La mise en œuvre des soins de conservation uniquement au sein d’espaces dédiés et l’obligation pour les opérateurs funéraires de réaliser la collecte des déchets d’activité de "soins" à risque infectieux, également préconisée par l’IGAS, permettraient selon les auteurs de revenir sur l’impossibilité pour les défunts porteurs du VIH du VHC ou du VHB de recevoir ces "soins". Bien que formulant une telle recommandation, l’IGAS reconnaît que « la thanatopraxie (…) présente de réels risques biologiques par l’utilisation des instruments, la réalisation des points de suture ».
L’IGAS téléguidé ?
La balle est désormais dans le camp des ministères de la Santé et de l’Intérieur dont certains suspectent qu’ils seraient tentés d’enterrer le dossier : ce n’est en effet qu’en février 2014 que ce rapport pourtant fini en juillet a été publié, ce qui vaut au calendrier établi par les auteurs d’être totalement caduque à peine publié. Il faut dire que le sujet soulève les critiques des thanatopracteurs. S’ils reconnaissent le sérieux du rapport de l’IGAS (même s’ils tiennent à rappeler que l’art de l’embaument et les soins de conservation ne sont pas similaires et qu’on ne peut donc considérer que ces derniers remontent à l’Antiquité), ils en contestent les conclusions. A leurs yeux, l’IGAS a été sommée par le gouvernement de trouver une « justification » à son intention, plutôt que de définir objectivement la meilleure solution à prendre. Ils s’interrogent plus généralement sur cette volonté des pouvoirs publics de promouvoir la thanatopraxie « pour tous » alors que selon eux, leur sécurité n’est pas parfaitement assurée.
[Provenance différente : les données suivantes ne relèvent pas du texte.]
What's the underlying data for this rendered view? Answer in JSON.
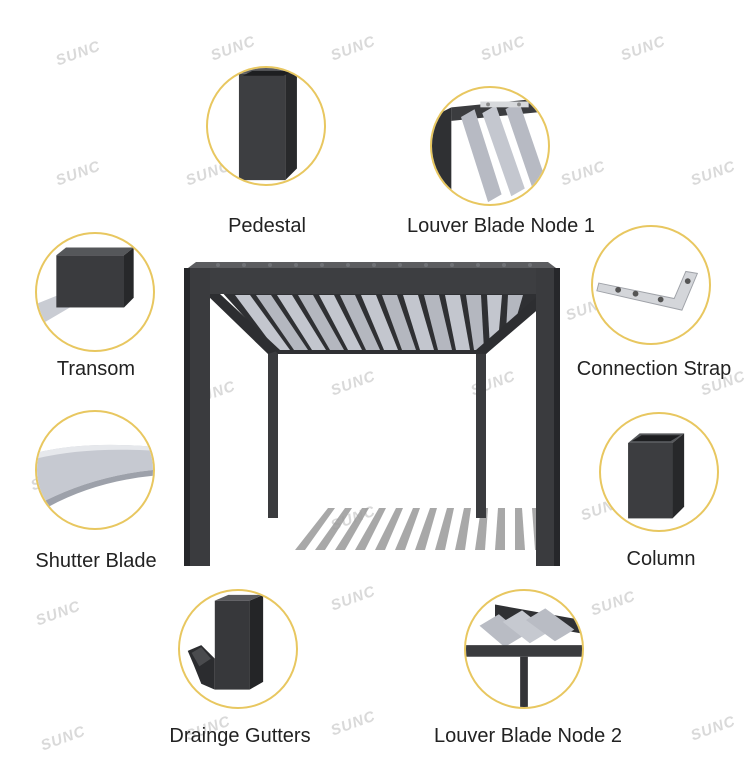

Enfin, ils jugent que le rapport leur est globalement défavorable : il est vrai que l’IGAS se montre assez sévère à l’égard de certaines pratiques et notamment l’emploi du formaldéhyde, auquel elle semble préférer le gaz carbonique présenté en outre comme plus écologique et omettant de signaler que de nouveaux produits, moins toxiques seront bientôt sur le marché.